Anti-Semitism Isn’t Merely Another Kind of Hate


Israeli Foreign Minister Yair Lapid startled the Conference Against Antisemitism in Jerusalem last month by redefining the term: “The anti-Semites weren’t only in the Budapest ghetto,” he said. They were also “the slave traders,” the Hutus who committed genocide in Rwanda, “those Muslims who have killed more than 20 million fellow Muslims in the past decade,” and “those who beat young LGBT people to death.”

It was, Mr. Lapid explained, a political appeal. “We need allies,” he said. “Anti-Semitism is racism, so let’s talk to all those who oppose racism. . . . Anti-Semitism is hatred of outsiders, so let’s recruit anyone who was ever an outsider and tell them—this is your fight too.”

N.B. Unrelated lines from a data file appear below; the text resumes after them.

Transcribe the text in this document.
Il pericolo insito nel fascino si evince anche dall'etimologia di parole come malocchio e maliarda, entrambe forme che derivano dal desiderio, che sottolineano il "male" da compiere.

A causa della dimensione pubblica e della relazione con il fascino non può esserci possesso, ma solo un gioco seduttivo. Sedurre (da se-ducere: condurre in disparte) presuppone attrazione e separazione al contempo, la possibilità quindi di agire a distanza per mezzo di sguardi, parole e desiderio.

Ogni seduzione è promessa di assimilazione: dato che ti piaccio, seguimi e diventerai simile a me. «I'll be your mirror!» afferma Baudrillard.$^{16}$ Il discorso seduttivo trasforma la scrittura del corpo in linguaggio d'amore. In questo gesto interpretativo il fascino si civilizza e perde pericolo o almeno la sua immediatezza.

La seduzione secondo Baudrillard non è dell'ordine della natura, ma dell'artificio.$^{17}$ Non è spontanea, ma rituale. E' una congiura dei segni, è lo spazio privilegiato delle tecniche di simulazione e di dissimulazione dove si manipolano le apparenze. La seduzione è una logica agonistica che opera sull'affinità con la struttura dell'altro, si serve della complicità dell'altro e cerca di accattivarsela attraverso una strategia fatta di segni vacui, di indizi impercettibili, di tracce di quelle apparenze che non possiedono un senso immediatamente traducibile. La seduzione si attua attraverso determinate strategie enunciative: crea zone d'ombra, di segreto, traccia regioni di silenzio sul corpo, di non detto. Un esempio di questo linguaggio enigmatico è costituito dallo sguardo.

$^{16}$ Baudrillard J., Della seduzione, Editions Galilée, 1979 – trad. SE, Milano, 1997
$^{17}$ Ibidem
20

Five days later, Ben & Jerry’s, a division of Unilever and a self-styled champion of progressive values, demonstrated Mr. Lapid’s naiveté by announcing that it will pull out of Israel because selling its ice cream in the “Occupied Palestinian Territory”—the loaded Arab term—was “inconsistent with our values.” The Arab League had launched the original pan-Arab boycott of Israel in 1945, defining any Jewish presence in Palestine as an occupation of Arab territory. That boycott would have done far greater damage had the U.S. not intervened to thwart it, which it did because Israel’s destruction was inconsistent with American values.

But America has changed. At the end of the 20th century, a home-grown boycott, divestment and sanctions movement became an American arm of the war against Israel, uniting a self-defined progressive coalition on the side of Arab-Muslim rejectionism. Anuradha Mittal, Ben & Jerry’s chairman and a supporter of BDS, is the initiator of today’s boycott of Israel, a country whose creation she once called a “catastrophe.” She knows that blaming Israel undermines its legitimacy, causing not only economic but political and diplomatic harm.

“Why, of all the gin joints in the world, did she have to walk in here?” Mr. Lapid might have asked why an American ice-cream company launched an unprovoked attack against the most progressive country in the Middle East.